The 90-year-old Fareham blue badge holder and his wife Yvonne were at the end of their tether, locked a two-year battle with the national grocery chain over leaving David exposed to unfair parking charges.
Their stressful stand-off began two years ago when David found himself struggling to complete their weekly shopping in the maximum 90-minute timeframe permitted by the Lidl’s private parking contractors.
‘I go to Lidl at Portchester and Hilsea because they sell pretty well nearly everything, so I don’t need to go shopping anywhere else, but I found an hour and a half a bit ridiculous’ said David.
‘Inevitably I’m unable to do all my shopping within that time because of my disability as it takes me some time to get around the shop, go through the checkout, get to my car with the shopping, return the trolley and exit the car park.
‘I’m constantly getting parking fines from Parking Eye who manage the car park because I’m sometimes as much as 20 minutes over time.’
David said it all started one Christmas when the previous car parking management company Athena started dishing out fines when he couldn’t get back to his car on time.
As his disability also inhibits him from writing, Yvonne challenged them to justify the situation in what ended up in a bulging file of letters exposing a callous disregard for their predicament.
When Parking Eye took over the management of the Portchester parking operations, they were devastated to discover they were about to become victims of more parking fines in the pipeline.
A furious David said that he’d complained to the Lidl’s Portchester store manager, one manager three times and two other managers after a request for a half-hour extension to Parking Eye was conspicuously ignored.
‘You would have thought Lidl managers would be anxious to protect their customers,’ he said. ‘Basically, they didn’t want to know, claiming it was nothing to do with them as they employ third-party contractors to monitor and control their car parks.
‘One said I had to write in and send a bill in to prove I’d spent the money. That may be alright if you can write but I can’t use a pen or even do emails at my age. It all wound up with my wife Yvonne who has got heath problems and it upsets her putting her under enormous stress when we couldn’t get a satisfactory reply.’
Determined to stand his ground for what amounted to being penalised for mobility disablement, David point-blank refused to succumb to what he regarded as an unconscionable bullying and harassment campaign by Parking Eye to get him to pay up.
‘That’s what I’m so annoyed about. I haven’t accepted any of their charges and what I’d really like is for them to take me to court, but they didn’t.

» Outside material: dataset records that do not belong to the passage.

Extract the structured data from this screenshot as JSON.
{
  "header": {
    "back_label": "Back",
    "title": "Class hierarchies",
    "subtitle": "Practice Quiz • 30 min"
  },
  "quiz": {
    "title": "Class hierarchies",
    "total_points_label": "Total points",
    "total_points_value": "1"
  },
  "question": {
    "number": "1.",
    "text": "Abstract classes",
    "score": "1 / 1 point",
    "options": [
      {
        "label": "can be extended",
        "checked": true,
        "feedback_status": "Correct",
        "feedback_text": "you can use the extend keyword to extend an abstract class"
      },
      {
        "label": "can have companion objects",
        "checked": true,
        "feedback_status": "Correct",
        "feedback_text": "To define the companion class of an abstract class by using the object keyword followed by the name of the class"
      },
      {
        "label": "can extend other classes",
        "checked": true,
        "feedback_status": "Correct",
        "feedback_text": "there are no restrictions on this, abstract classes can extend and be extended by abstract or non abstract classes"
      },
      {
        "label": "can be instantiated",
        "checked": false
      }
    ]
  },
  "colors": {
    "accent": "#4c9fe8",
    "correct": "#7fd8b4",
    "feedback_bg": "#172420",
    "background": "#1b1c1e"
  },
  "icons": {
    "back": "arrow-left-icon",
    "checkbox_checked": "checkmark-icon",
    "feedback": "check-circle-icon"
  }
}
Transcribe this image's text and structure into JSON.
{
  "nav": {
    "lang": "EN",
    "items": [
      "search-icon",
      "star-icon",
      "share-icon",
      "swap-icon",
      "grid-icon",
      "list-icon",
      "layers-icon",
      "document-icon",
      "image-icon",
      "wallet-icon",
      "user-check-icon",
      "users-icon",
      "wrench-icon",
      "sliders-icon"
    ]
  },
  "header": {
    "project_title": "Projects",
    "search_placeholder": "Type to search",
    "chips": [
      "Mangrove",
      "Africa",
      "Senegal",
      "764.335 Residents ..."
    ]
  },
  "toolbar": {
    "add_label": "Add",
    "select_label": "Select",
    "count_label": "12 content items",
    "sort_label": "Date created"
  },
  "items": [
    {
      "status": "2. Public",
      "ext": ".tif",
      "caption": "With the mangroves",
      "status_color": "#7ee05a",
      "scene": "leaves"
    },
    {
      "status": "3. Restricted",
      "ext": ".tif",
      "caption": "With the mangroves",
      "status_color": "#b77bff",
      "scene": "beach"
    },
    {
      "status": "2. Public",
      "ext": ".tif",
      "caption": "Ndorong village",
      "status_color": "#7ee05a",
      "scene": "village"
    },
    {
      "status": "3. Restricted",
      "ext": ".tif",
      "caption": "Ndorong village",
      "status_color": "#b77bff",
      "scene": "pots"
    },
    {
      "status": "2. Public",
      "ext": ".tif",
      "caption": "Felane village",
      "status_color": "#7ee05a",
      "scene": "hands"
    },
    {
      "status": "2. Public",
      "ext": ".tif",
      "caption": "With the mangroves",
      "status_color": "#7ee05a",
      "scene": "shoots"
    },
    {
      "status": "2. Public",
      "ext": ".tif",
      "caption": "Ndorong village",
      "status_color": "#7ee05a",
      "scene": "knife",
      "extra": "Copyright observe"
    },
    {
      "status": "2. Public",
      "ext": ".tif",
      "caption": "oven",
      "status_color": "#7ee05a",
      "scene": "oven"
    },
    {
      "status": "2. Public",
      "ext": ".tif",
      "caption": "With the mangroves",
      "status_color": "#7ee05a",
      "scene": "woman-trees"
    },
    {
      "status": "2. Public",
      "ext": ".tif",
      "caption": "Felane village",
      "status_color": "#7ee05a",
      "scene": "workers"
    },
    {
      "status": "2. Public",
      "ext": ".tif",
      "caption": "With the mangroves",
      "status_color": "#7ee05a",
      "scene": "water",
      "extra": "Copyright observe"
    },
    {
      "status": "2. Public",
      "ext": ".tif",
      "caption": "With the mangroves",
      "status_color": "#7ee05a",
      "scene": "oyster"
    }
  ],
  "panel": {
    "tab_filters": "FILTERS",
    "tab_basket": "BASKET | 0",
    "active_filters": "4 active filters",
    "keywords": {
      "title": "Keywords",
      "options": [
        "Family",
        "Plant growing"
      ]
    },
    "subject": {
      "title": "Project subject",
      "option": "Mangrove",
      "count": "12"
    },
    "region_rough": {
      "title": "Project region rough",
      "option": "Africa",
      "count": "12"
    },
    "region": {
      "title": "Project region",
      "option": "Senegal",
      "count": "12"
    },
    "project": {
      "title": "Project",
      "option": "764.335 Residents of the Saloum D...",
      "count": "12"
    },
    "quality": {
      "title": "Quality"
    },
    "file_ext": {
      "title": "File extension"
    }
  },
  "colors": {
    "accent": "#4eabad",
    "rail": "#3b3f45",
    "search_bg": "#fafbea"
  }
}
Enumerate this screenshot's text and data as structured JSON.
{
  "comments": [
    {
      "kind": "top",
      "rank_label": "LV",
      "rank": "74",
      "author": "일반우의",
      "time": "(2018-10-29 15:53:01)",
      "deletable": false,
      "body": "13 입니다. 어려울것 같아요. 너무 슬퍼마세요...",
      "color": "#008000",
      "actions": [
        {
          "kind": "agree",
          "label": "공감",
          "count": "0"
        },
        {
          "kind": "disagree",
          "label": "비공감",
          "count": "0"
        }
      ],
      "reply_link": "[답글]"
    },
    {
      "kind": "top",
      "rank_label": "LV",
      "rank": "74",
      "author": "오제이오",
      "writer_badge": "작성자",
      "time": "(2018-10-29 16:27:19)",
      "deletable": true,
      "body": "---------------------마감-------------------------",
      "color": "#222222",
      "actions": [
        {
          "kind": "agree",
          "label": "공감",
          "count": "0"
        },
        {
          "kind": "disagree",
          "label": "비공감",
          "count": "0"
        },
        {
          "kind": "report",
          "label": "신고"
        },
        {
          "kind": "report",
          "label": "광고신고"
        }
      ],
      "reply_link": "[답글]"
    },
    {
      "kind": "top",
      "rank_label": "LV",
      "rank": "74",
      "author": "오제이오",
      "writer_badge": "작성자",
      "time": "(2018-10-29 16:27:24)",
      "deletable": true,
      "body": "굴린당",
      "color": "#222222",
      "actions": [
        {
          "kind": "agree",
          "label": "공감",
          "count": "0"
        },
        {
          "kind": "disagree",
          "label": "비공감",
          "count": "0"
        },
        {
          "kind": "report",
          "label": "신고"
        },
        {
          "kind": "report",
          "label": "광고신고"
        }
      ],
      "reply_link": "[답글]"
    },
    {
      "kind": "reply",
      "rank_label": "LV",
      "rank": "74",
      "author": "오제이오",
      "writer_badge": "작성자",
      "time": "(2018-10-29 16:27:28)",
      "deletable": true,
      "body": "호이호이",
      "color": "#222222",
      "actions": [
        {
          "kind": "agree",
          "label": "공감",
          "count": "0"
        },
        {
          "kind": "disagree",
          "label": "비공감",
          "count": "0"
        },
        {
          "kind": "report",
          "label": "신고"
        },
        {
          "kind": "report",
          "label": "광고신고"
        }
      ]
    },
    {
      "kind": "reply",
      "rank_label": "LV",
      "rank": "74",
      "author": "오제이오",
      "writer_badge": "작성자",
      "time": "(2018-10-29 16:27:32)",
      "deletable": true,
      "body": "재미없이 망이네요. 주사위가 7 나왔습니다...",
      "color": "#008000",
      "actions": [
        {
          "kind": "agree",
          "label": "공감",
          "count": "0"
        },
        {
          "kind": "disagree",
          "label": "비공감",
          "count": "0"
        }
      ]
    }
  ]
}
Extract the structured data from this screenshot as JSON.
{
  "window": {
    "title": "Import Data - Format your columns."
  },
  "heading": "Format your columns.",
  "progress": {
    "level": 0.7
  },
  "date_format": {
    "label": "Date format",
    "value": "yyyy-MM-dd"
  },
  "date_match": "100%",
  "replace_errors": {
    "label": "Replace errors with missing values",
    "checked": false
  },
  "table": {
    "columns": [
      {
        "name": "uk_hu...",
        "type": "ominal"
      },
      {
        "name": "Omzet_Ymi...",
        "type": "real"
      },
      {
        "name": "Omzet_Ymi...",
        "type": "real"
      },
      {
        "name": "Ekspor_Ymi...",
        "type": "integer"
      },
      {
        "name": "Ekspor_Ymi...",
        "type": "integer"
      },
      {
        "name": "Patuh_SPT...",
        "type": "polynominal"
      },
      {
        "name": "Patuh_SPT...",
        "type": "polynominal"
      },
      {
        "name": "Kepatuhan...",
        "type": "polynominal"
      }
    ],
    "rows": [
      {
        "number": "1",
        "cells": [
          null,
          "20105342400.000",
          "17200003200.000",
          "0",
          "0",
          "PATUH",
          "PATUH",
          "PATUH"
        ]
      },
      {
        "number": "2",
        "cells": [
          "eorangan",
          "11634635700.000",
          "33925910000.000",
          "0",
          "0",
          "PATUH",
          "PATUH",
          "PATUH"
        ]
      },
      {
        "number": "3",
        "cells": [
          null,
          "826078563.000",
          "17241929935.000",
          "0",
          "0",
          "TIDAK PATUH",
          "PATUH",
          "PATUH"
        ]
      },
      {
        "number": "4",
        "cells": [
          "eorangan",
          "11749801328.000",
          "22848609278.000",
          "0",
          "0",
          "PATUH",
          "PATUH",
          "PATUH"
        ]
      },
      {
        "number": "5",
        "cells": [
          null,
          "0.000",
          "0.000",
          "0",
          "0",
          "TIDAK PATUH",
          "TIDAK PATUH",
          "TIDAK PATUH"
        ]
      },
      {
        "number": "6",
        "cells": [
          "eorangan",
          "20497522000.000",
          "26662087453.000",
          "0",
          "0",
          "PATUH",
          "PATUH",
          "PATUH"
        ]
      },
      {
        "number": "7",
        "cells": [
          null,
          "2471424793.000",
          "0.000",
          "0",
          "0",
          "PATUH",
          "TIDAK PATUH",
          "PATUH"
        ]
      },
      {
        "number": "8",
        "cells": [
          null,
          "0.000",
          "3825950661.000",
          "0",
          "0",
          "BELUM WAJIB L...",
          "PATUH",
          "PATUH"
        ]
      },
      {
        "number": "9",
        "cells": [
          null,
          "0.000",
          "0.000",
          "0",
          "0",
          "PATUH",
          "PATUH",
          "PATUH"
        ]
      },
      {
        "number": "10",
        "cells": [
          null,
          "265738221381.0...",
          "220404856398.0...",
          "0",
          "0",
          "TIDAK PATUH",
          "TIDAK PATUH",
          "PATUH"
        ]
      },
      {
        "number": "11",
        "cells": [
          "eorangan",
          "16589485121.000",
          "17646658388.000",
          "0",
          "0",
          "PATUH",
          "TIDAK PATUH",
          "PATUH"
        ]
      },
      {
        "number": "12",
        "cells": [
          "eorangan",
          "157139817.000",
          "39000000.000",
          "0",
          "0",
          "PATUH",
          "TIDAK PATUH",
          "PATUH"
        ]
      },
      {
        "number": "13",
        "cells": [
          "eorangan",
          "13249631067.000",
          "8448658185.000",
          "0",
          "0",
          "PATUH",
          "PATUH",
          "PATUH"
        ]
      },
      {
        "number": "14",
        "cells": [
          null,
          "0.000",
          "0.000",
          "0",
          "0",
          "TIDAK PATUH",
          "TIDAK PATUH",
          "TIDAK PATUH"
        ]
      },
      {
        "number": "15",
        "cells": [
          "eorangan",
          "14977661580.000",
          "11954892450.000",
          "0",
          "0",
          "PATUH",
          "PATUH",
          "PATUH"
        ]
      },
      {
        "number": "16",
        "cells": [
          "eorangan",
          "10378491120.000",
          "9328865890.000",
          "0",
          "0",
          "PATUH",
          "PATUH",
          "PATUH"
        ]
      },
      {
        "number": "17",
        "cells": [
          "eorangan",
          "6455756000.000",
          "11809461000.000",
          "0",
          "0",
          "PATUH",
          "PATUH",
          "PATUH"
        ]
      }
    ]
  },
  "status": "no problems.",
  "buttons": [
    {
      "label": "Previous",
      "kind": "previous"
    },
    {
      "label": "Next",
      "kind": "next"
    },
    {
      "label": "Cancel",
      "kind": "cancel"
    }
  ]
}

It wouldn’t look very good if they did,’ he said.
What finally took the biscuit was when their son started receiving the Parking Eye charge notices despite the fact he hadn’t lived at their address for some time.
At the end of her tether, Yvonne emailed Streetwise for help and advice.
We took the view that no responsible company should have left the couple struggling month after month with a situation that penalised them and led them up a blind alley.
We got onto Lidl and indicated in no uncertain terms that customer service experience started in their car parks - not just confined to their stores. There could be no pretence of customer service if the loyalty and concerns of disabled customers were viewed and summarily dismissed as irrelevant.
Unlike parking charge demands from local councils or the police, private parking operators cannot impose fines or penalties, but merely issue what amounts to an invoice for infringing their ‘small print’ terms and conditions to park on private land.
We reminded Parking Eye the Equality Act 2010 outlawed any small print terms in their parking contracts that discriminated against the disabled. They were legally unenforceable
We asked Lidl to investigate the issue and hopefully apply a Lidl lateral thinking to come up with a solution. To their credit the company moved swiftly to finally defuse the situation in an about-turn.
Provisions had been put in place to ensure any car parking charges David had received were cancelled and prevent any further parking charges arising again.
A spokesperson said: ‘We were extremely sorry to hear of this matter as it is never our intention for a customer to be dissatisfied in any way. Our car park management systems are in place to help ensure availability of parking spaces for all our customers, and it’s therefore disappointing when we learn that a customer has wrongfully received a fine. We can confirm that all charges for this customer have been cancelled, and in the extremely unfortunate event that a Blue Badge holder receives a parking charge, we would encourage them to get in touch with Parking Eye directly and explain they hold a Blue Badge so that the charge can be cancelled as swiftly as possible.’
The couple were greatly relieved at the good news, but also grateful that Lidl’s policy concerning the treatment of shoppers with disabilities had been clarified so other disabled people wouldn’t have to go through their prolonged victimisation.
‘We can’t thank you enough,’ said David. ‘I’m just grateful that it took the intervention of Streetwise and the threat of publicity to bring this matter to an end.’
Parking Eye did not respond to our invitation to comment.